Pernyataan tersebut disampaikan dalam kegiatan Indeks Keterbukaan Informasi Publik (IKIP) yang didiskusikan pada Focus Group Discussion (FGD) bersama para informan ahli dan stakeholder di Hermes Hotel, Banda Aceh, Selasa (23/7).
Arya, yang meraih gelar Doktor Hubungan Internasional dari Turki, menyebutkan bahwa situasi tahun 2005 dan 2010 menjadi fase penting yang secara bertahap menguatkan agenda Keterbukaan Informasi Publik.
“Situasi krisis pasca Tsunami, rekonsiliasi lokal, dan media baru nasional mendukung tumbuhnya kebebasan pers, demokratisasi budaya, dan regulasi lokal yang kondusif bagi keterbukaan informasi publik. Ekosistem ini mempengaruhi indikator dalam IKIP yang didiskusikan di FGD,” ujarnya.
Sementara itu, tim ahli dari Universitas Indonesia, Dr. Maria Puspita Sari, menyatakan bahwa keterbukaan informasi publik ini menjadi titik awal bagi Aceh untuk diteruskan ke provinsi lain di Indonesia.

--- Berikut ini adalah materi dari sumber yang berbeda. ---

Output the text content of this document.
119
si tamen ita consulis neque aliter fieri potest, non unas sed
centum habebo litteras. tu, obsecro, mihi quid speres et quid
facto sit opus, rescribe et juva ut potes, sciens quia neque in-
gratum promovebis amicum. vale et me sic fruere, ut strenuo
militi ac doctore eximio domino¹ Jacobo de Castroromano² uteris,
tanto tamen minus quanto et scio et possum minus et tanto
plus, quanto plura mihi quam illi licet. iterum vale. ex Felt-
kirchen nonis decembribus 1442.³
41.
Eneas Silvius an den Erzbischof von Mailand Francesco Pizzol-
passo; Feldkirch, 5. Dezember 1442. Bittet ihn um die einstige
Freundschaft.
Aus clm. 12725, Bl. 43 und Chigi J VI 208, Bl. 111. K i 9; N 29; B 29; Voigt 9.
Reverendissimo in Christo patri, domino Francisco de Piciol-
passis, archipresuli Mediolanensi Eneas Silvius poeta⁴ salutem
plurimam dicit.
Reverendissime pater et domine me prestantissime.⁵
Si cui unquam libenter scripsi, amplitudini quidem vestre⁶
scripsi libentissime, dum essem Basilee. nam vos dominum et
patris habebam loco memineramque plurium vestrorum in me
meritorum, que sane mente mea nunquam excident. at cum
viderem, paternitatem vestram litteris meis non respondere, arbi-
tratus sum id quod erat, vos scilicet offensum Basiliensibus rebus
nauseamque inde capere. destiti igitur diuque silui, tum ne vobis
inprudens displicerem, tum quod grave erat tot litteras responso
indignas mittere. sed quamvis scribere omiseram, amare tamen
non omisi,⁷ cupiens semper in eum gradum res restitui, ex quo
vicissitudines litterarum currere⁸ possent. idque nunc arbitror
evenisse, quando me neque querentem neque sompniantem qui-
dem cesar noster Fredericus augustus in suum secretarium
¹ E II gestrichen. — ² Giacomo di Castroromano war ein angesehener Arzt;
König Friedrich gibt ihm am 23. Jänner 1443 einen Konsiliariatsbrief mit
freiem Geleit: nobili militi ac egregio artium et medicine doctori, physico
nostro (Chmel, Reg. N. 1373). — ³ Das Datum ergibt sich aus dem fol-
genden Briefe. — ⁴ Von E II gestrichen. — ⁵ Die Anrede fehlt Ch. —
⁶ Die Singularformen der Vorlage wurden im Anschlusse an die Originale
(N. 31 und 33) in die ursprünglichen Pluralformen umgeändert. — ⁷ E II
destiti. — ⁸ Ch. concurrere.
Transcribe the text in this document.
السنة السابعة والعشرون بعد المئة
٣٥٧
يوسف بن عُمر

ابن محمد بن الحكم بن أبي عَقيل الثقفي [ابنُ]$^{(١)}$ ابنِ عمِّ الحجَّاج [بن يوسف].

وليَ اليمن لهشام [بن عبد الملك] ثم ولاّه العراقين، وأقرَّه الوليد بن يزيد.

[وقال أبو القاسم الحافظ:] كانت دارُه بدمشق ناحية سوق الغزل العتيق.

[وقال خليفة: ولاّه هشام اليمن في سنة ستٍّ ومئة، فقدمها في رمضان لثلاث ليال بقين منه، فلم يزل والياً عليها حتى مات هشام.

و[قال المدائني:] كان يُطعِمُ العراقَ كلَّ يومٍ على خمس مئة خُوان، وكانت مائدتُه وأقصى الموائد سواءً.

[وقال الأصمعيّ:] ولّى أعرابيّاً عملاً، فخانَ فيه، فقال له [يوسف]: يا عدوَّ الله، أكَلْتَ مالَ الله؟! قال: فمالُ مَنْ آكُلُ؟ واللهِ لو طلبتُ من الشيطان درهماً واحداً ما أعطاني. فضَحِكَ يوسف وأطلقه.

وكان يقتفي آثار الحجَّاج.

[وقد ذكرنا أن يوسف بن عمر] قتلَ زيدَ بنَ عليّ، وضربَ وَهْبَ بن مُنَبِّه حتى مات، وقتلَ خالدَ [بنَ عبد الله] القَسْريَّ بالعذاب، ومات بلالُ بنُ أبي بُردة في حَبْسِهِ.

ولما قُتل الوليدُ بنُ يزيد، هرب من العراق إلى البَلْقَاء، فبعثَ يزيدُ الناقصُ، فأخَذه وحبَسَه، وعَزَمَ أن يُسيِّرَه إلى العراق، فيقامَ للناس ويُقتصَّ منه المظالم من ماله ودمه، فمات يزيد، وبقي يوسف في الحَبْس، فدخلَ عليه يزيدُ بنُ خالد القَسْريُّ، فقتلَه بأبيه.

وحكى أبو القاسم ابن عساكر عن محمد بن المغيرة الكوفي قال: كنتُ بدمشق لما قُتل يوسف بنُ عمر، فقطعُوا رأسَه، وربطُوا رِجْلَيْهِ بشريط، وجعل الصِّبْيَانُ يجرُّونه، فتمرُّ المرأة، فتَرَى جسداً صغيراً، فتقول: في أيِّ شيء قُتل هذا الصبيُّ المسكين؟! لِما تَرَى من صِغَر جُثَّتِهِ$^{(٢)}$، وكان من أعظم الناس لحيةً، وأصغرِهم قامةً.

Untuk mengukur IKIP Aceh, melibatkan lima kelompok informan ahli yaitu unsur pemerintah, pengusaha, akademisi, jurnalis, dan masyarakat.
“Konsepnya adalah untuk menilai sejauh mana keterbukaan informasi publik agar lebih terbuka lagi dengan pemberian penilaian secara objektif sehingga konsep demokrasi dan HAM, politik, hukum, dan lingkungan/sosial menjadi prioritas bagi IKIP sehingga dapat mendukung salah satu program pemerintah yang bersih dan transparan,” kata Maria.
Penilaian yang diberikan oleh informan ahli di daerah menjadi sangat penting dengan proporsi yang benar-benar melaksanakan ataupun yang masih terus berproses menuju keterbukaan informasi kepada publik. Informan ahli daerah direkrut dari unsur akademisi, pengusaha, LSM, dan jurnalis yang siap memberikan penilaian kepada instansi pemerintah dan lembaga lain.
Ketua Komisi Informasi Aceh, Arman Fauzi, didampingi Ketua Pokja Muhammad Hamzah, menyebutkan bahwa selama ini pihaknya terus mendata lembaga-lembaga yang belum atau sedang dalam proses melakukan keterbukaan informasi, maupun terkait kasus-kasus sengketa publik yang dibawa ke ranah hukum.
“Kita perlu terus mendorong agar pemerintah Aceh maupun lembaga lainnya dapat memberikan informasi yang akurat dan tidak ditutupi,” kata Hamzah.